WASHINGTON, Jan 20, Reuters -- As part of its fight against inflation and a return to normal monetary policy, the U.S. Federal Reserve is approaching a decision to reduce its balance sheet, which has doubled in size during the Pandemic, to nearly $9 trillion.

It's a huge stockpile that has helped hold down longer-term interest rates - including the mortgage rates that households worry about when they buy a home, and influences a wide range of asset and other prices in the economy.

It will be a long journey to a balance sheet that is big and it will be a long trip back to whatever level of assets the Fed decides to hold.

For most of the Fed's history, its footprint in government bond and securities markets was small and steady. In 2007 the central bank relied on quantitative easing or the purchase of large amounts of government debt as a way to funnel cash into the financial system.
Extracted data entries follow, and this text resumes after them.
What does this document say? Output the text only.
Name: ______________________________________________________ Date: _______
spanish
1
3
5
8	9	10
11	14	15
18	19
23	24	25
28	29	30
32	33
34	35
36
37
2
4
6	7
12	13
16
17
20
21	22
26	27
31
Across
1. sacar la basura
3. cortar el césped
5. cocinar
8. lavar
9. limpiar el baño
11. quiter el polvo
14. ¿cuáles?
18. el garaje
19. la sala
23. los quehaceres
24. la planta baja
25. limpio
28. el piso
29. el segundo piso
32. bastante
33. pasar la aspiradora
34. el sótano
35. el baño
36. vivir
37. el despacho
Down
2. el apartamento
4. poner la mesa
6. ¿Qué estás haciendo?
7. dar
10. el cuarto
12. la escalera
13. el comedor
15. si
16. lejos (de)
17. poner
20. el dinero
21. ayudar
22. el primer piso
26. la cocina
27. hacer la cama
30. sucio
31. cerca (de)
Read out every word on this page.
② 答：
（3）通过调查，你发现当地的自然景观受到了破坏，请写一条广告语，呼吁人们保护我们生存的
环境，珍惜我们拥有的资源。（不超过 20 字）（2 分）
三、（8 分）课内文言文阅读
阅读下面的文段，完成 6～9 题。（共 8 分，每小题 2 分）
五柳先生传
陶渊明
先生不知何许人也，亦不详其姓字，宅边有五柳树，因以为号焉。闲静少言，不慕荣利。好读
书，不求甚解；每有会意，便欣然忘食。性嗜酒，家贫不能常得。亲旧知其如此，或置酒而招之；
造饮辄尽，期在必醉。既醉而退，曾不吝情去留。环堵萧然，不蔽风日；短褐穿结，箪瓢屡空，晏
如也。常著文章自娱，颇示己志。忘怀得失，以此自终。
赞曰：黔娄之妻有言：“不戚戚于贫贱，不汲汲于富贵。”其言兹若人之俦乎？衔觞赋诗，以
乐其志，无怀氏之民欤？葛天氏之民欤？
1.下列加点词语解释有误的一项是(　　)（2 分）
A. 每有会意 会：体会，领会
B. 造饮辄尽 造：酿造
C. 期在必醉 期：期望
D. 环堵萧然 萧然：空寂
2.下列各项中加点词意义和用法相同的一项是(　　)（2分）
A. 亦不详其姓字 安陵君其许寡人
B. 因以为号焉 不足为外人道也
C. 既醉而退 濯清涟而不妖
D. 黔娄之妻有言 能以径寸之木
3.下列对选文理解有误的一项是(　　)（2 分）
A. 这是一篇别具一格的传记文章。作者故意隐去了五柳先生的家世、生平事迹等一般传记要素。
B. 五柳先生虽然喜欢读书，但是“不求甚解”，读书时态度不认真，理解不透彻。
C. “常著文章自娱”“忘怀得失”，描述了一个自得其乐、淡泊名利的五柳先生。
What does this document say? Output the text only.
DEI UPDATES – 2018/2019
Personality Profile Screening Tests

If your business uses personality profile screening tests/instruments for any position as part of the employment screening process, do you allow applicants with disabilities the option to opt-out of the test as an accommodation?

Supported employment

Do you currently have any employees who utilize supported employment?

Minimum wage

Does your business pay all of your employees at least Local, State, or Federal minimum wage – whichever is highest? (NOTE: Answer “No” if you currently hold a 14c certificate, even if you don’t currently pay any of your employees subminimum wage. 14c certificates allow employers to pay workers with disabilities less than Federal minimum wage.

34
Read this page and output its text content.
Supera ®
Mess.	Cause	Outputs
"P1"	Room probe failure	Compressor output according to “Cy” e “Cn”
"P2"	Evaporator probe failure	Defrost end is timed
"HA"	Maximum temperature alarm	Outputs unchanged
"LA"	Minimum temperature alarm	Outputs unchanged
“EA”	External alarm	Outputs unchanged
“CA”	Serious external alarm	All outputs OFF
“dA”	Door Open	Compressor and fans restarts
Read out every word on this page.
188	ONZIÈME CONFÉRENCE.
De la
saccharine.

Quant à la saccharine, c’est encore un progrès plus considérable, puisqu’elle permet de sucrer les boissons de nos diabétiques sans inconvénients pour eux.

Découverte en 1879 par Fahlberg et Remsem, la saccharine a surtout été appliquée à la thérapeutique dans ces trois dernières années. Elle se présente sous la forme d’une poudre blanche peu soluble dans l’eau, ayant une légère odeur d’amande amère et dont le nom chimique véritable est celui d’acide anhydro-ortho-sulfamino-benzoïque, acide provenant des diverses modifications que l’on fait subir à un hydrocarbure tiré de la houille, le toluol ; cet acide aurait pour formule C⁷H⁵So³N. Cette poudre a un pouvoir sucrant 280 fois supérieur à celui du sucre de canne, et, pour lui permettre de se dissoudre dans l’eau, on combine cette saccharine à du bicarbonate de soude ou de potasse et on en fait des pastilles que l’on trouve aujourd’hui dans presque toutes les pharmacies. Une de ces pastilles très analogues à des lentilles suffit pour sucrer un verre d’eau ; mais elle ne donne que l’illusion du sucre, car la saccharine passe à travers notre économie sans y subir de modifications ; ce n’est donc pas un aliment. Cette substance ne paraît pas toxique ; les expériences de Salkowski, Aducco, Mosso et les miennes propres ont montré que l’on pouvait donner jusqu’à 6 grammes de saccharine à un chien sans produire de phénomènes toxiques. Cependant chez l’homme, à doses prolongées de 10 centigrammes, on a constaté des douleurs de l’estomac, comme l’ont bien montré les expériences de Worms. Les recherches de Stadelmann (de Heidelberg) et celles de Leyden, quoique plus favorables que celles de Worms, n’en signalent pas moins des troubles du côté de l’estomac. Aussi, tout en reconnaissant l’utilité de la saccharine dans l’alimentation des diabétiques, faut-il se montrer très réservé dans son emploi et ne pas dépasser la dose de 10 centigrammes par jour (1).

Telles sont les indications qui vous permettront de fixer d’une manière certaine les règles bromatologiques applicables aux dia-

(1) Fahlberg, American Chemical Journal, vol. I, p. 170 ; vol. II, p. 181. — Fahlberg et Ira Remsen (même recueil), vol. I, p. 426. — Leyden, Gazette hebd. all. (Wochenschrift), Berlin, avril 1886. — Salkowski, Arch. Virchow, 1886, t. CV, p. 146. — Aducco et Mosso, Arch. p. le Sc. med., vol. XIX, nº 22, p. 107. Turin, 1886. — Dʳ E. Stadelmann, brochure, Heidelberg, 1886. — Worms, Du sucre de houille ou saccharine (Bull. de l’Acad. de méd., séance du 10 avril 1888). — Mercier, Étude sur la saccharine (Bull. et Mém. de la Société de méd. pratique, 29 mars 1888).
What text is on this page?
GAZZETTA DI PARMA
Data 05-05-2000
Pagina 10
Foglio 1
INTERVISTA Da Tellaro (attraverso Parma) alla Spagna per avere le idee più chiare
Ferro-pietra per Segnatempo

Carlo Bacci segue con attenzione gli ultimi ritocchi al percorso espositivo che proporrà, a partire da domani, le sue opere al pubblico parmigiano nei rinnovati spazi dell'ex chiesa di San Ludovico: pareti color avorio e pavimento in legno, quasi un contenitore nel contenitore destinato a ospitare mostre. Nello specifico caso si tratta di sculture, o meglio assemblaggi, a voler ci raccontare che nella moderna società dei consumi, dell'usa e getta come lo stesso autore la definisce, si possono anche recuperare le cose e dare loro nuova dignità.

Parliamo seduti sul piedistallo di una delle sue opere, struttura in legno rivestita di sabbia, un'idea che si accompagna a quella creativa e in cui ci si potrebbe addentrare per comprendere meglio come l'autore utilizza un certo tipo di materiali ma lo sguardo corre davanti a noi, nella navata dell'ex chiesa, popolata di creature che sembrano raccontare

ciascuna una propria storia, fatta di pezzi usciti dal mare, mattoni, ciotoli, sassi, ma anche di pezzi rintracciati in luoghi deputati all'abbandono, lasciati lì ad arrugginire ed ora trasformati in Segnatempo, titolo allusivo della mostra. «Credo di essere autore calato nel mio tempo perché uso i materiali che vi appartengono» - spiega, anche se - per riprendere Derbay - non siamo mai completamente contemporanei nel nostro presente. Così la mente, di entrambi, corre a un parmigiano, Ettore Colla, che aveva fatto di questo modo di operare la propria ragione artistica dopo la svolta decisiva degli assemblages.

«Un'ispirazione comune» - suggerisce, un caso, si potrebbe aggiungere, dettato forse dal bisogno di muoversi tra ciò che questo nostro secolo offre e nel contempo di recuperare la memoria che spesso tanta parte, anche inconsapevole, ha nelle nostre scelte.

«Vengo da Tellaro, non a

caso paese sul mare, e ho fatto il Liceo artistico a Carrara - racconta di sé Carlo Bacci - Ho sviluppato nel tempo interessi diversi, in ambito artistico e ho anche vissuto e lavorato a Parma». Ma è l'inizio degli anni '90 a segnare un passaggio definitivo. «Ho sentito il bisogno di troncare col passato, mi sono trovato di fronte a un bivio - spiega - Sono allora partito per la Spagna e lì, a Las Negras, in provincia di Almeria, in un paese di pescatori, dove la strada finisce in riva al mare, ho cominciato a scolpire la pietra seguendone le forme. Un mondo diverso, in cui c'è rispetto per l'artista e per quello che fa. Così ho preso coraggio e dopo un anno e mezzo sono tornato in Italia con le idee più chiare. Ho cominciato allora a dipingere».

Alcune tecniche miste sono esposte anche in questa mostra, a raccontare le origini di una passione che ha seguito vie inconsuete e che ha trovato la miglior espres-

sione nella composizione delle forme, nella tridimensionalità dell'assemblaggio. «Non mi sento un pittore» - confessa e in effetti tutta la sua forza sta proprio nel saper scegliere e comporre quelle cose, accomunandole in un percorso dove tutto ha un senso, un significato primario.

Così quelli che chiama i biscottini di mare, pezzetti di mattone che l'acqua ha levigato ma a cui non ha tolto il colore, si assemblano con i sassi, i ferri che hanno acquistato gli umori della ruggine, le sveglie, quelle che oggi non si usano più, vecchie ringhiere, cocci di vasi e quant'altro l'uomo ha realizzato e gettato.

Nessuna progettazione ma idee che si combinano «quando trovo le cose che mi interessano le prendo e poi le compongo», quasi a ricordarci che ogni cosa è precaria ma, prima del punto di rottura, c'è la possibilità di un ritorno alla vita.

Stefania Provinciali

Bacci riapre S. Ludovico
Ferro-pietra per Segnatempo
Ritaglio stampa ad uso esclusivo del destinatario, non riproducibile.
Since then, the balance sheet has evolved in different stages, and officials are about to open the next chapter as they debate how fast to pull back from the key markets for U.S. Treasury bonds and mortgage-backed securities.

Financial markets are repriced the rates that households, companies and government pay to borrow money because of the fact that the Fed plans to raise its short-term policy rate.

Policymakers haven't decided how fast to make the drawdown this time. Fed Chair Jerome Powell said that they will go faster, though the endpoint is not clear. The Fed pulled a maximum of $50 billion a month from the financial system last time when it tried to tighten its quantitative tightening.

Oxford Economics Chief U.S. Financial Market Economist Kathy Bostjancic predicted a $90 billion per month pace, with analysts penciling in bigger numbers.

She wrote this week that the financial system can tolerate a reduction in the Fed's holdings of securities, with perhaps $1.8 trillion of excess liquidity sloshing through the financial plumbing. We expect the Fed to be aggressive.